Château Mouton Rothschild wine plays a brief, but important part in the 1971 James Bond film Diamonds Are Forever. After Bond (Sean Connery) tastes a glass of Mouton Rothschild 1955, he casually remarks that he had expected a claret with the grand dinner he has been served. When the villain Mr. Wint (Bruce Glover) replies that the cellars are poorly stocked with clarets, Bond exposes Wint's ignorance, pointing out that Mouton Rothschild, in fact, is a claret.

Roald Dahl cites it as one of the world's greatest wines in his short story "The Butler", from More Tales of the Unexpected.

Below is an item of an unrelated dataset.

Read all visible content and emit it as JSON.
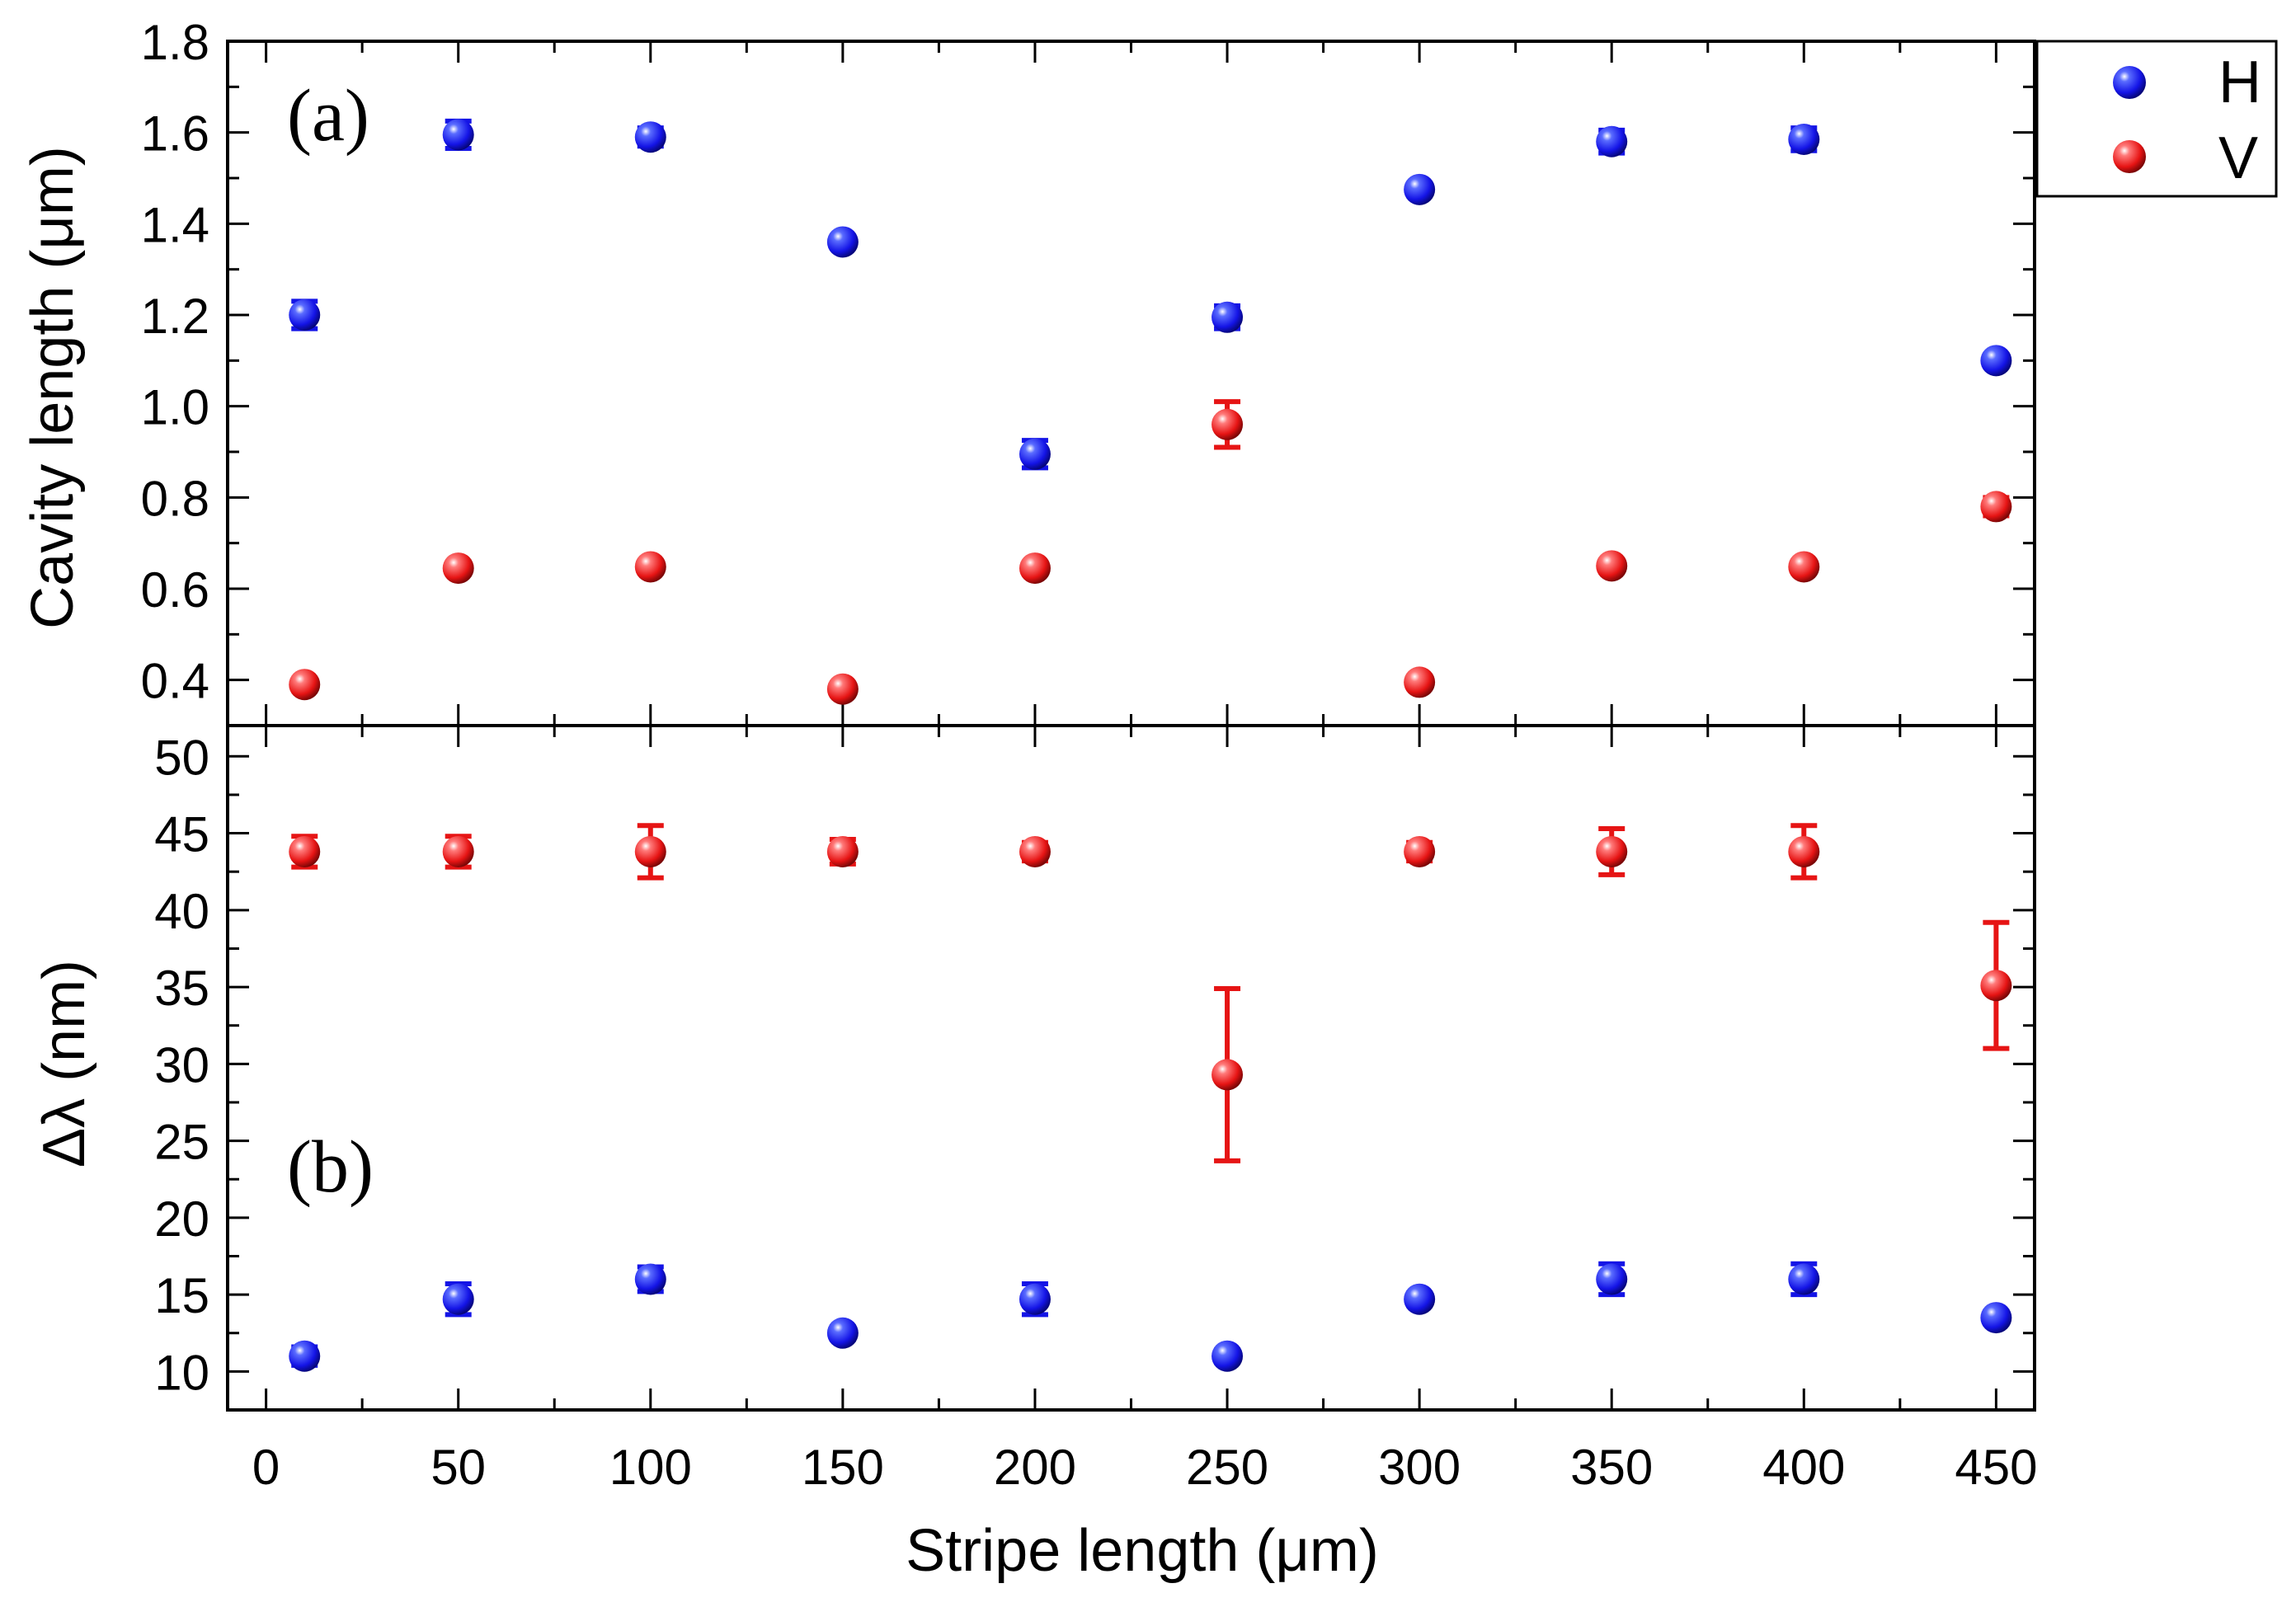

In the film Weekend at Bernie's, a bottle of Mouton Rothschild 1982 is visible on the table during the scene where Bernie (Terry Kiser) proposes having his two employees killed and framed for his insurance fraud.

In Agatha Christie's short story "The Labors of Hercules", the story opens with Hercule Poirot speaking with Dr. Burton over a glass of Chateau Mouton Rothschild. Dr. Burton describes the wine as "Very good wine, this. Very sound."

In The Spy (TV series) approximately 5 minutes from the start of the episode #3 Alone in Damascus, the Israeli spy Eli Cohen (Sacha Baron Cohen) orders a bottle of Mouton Rothschild 1945 during the scene in the restaurant on his marine trip from Buenos Aires: "I'll have the '45 Château Mouton Rothschild". He does so just to show off his wealth and become noticed by a wealthy Syrian businessman from Damascus, Sheikh Majid Al-Ard.